At 1530H, we drove from Ascott over to Sunway Lagoon Hotel where the wedding banquet was to be held. Poppy and I had hair and makeup scheduled for 1600H so that we could head down to reception early to help. She was in a jewel-green bias-cut gown done in a fetching 1930s silhouette, and I opted for a strapless amethyst gown reminiscent of Lanvin's Spring/Summer '08 pieces (but with less volume). They gave us both big hair. For her a loose beehive with a neat upturn at the nape, and for me, a bombed-out version of a 1950s 'do, which went surprisingly well with the pearls I chose to wear.
We left Bean upstairs while we did some lastminute prep. The two mums turned up at 1700H for their hair/makeup and Diana started hers at 1730H.
Guests began to arrive at 1815H and it was all systems go from then. I brought Bean down for a short while to mingle, then back up again. She was dressed in a little red frock with a blowsy leopard-print flower at the waist, and matching patterned soft-shoes.

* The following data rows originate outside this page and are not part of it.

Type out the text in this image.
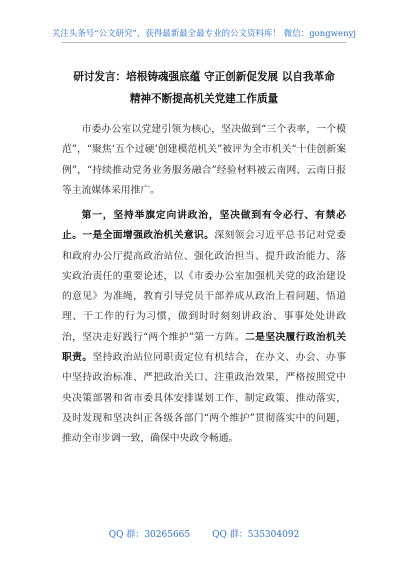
关注头条号“公文研究”，获得最新最全最专业的公文资料库！ 微信：gongwenyj
研讨发言：培根铸魂强底蕴 守正创新促发展 以自我革命
精神不断提高机关党建工作质量

市委办公室以党建引领为核心，坚决做到“三个表率，一个模范”，“聚焦‘五个过硬’创建模范机关”被评为全市机关“十佳创新案例”，“持续推动党务业务服务融合”经验材料被云南网、云南日报等主流媒体采用推广。

第一，坚持举旗定向讲政治，坚决做到有令必行、有禁必止。一是全面增强政治机关意识。深刻领会习近平总书记对党委和政府办公厅提高政治站位、强化政治担当、提升政治能力、落实政治责任的重要论述，以《市委办公室加强机关党的政治建设的意见》为准绳，教育引导党员干部养成从政治上看问题、悟道理、干工作的行为习惯，做到时时刻刻讲政治、事事处处讲政治，坚决走好践行“两个维护”第一方阵。二是坚决履行政治机关职责。坚持政治站位同职责定位有机结合，在办文、办会、办事中坚持政治标准、严把政治关口、注重政治效果，严格按照党中央决策部署和省市委具体安排谋划工作、制定政策、推动落实，及时发现和坚决纠正各级各部门“两个维护”贯彻落实中的问题，推动全市步调一致，确保中央政令畅通。

QQ 群：30265665 QQ 群：535304092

The food has always been good at the Westlake restaurant, which is why it was chosen. Aside from the fact that it was also done up in a very chinese dynastic decor, the layout was friendly. We heard my father first. Then the best man spoke, and we ended with the bridal couple giving two halves of their speech: Diana first, in english and japanese (she brought a tear to her brother's eye), then the bro in english AND japanese. He had been very nervous about getting the pronunciation right in thanking his new japanese family but methinks it went down well.
We made the three traditional toasts with loud shouts of "yam seng!" (loosely translateable as "drink to your maturity"). The first was for the wedding itself, and that it came to be. The second was for life together "til you both are snowy-haired". The third was for the promise of healthy happy children.
Dinner concluded with the folks (both sides) and the bridal couple going round to take photos with each table of guests. The rest of us carried on drinking and merrymaking. Even after the last distinguished guest had been thanked and left, the cousins were still hungry for more entertainment, so they took Diana's japanese cousins down to the Ministry of Sound to continue the partying.
I later found out from my brother that it was happy chaos. Diana's family was esteemed and studious, with no less than 11 doctors. Because of their upbringing, these were not pink-haired punks from Harajuku, but diligent medics who had never seen the inside of a discotheque. It was an awakening. Luckily Diana's elder cousins were also there, and helped to carry the semi-conscious but giggling young ones back to the hotel.